Input, intellection, and learner all fit into the StrengthsFinder category of strategic thinking. All three of these strengths are very similar, in that they all describe a love of knowledge and learning, and a tendency to get lost in a good book. They all describe me very well, both in my personal life and in school, as I have always loved learning itself, even if I haven’t always loved homework or the school experience. Connectedness fits into the relationship building category. I have never been the best with relationships, I thought. I was (and I still am, at least partially) an introvert. I’ve never been one to put myself out there and make conversation just for conversation’s sake. However, despite that, the connectedness strength fits me far better than I would have expected. For example, as the personalized strength insight says, I enjoy the company of people who have survived great challenges in life, and I benefit from the wisdom they gained from those experiences. I also feel refreshed after conversation with future-oriented thinkers (though, in fact, I think I may be one of them myself). Belief, my final strength, is in the executing category. My main connection with that strength, I think, is in how I view the world, and in my hope for humanity’s future.

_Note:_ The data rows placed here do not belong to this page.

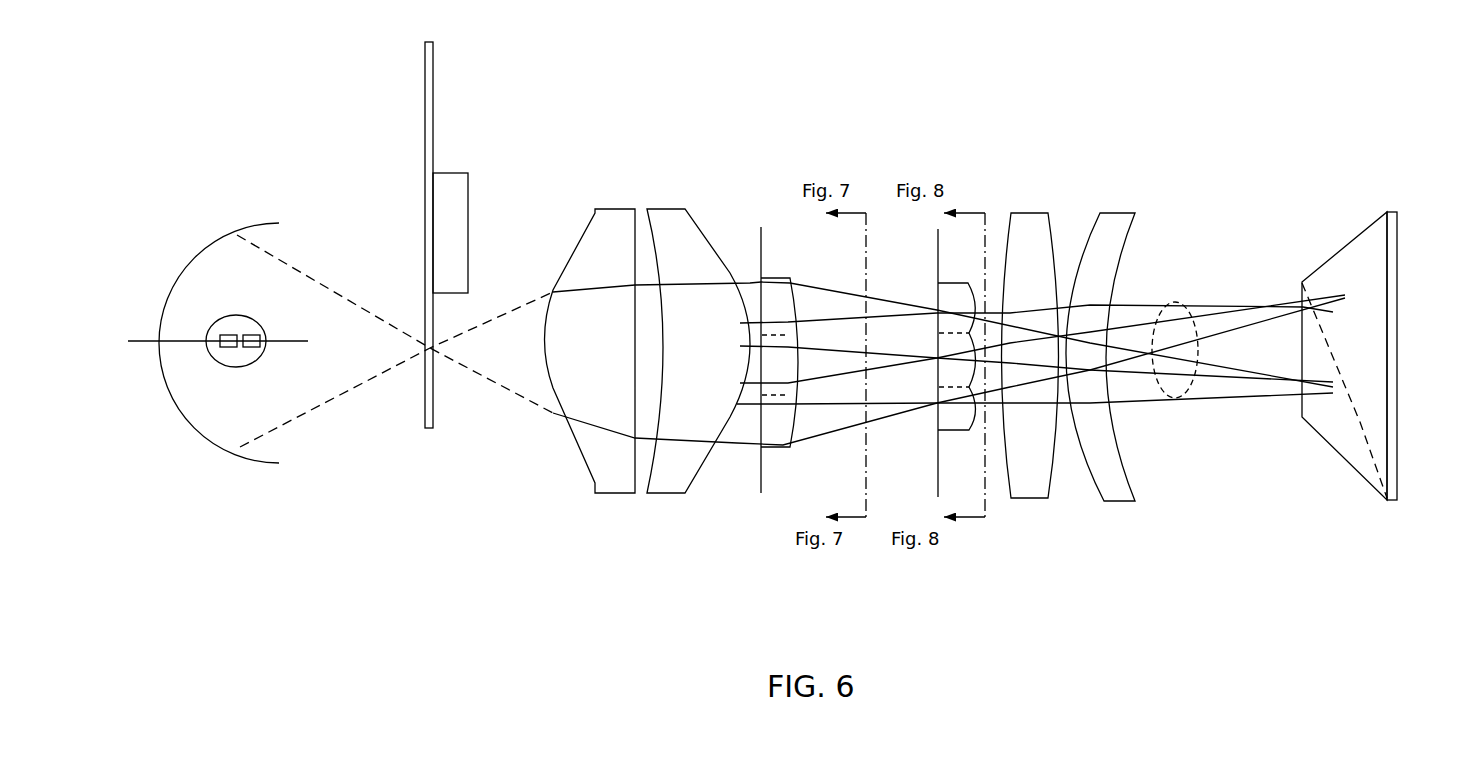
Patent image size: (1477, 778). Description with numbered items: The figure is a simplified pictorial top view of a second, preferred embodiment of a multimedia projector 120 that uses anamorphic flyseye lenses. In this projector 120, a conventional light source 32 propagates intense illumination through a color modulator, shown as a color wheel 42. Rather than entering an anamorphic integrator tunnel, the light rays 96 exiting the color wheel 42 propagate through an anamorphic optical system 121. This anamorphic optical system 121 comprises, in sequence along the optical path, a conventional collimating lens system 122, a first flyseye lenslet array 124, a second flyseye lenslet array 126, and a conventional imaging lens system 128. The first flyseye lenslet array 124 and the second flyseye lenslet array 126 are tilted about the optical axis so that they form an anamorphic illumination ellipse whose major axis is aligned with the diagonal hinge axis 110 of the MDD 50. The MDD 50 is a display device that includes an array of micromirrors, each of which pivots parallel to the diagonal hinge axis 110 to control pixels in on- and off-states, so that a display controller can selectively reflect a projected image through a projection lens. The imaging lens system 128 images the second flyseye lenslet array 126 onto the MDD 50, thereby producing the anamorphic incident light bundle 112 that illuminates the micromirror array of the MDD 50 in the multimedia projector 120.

The light source 32 is at (237, 220).
The color wheel 42 is at (446, 150).
The light rays 96 is at (333, 403).
The anamorphic optical system 121 is at (1132, 112).
The collimating lens system 122 is at (681, 227).
The first flyseye lenslet array 124 is at (777, 233).
The second flyseye lenslet array 126 is at (958, 262).
The imaging lens system 128 is at (1115, 226).
The anamorphic incident light bundle 112 is at (1180, 400).
The MDD 50 is at (1350, 260).
The diagonal hinge axis 110 is at (1360, 422).
The multimedia projector 120 is at (1264, 529).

I am not completely sure how all of my strengths fit into my everyday life right now. I know at least the three in the strategic thinking category play a huge role in academics. The other two play a role in what I think from a philosophical standpoint, and in the way I treat others. From an academic standpoint, my strengths, especially input, intellection, and learner, all help me to excel, as I enjoy learning in and of itself, and I can more easily take in and comprehend new information.

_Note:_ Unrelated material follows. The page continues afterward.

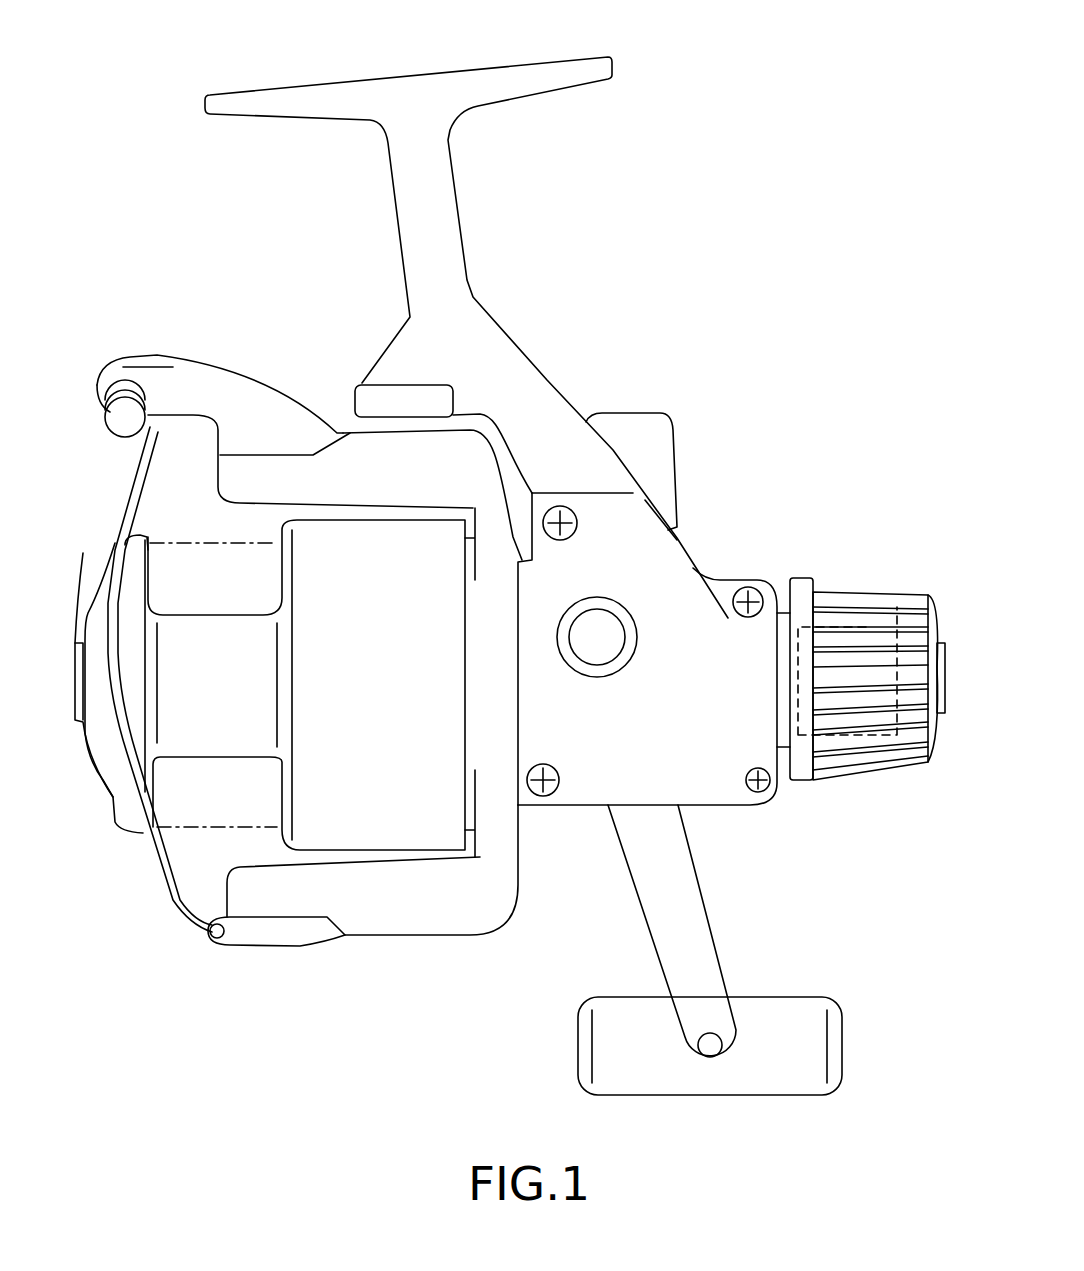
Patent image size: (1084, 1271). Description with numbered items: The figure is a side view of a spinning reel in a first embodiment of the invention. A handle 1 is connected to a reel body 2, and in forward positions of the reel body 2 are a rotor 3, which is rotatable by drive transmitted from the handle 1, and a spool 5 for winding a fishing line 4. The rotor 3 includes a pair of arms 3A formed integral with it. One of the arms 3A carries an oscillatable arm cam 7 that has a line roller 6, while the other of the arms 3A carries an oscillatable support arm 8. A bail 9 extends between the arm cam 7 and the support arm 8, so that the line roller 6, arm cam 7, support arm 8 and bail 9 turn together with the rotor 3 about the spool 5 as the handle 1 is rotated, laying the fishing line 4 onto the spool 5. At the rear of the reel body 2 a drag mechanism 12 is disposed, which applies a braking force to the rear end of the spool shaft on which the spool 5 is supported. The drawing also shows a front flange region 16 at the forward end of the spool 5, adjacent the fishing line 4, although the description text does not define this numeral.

Now that I know my strengths, I am hopeful that I can take better advantage of them in my future career, though they do not change my plans for the future. In fact, they give me hope that those plans will come to fruition more easily than I had dared to hope before. I hope, through better use of my strengths, particularly the strategic thinking strengths, I can achieve more in my future career in physics. Those strengths in particular drive me to learn more about the world, and curiosity is what makes a scientist. Without curiosity, science wouldn’t happen at all, or, at least, we wouldn’t know about it. Connectedness can help me to connect more to the people that I will work with, to build relationships with the people I will go to for advice and counsel, on matters both professional and personal. Belief will help me give purpose to my work, outside of quenching my curiosity, which might be the most important point of all.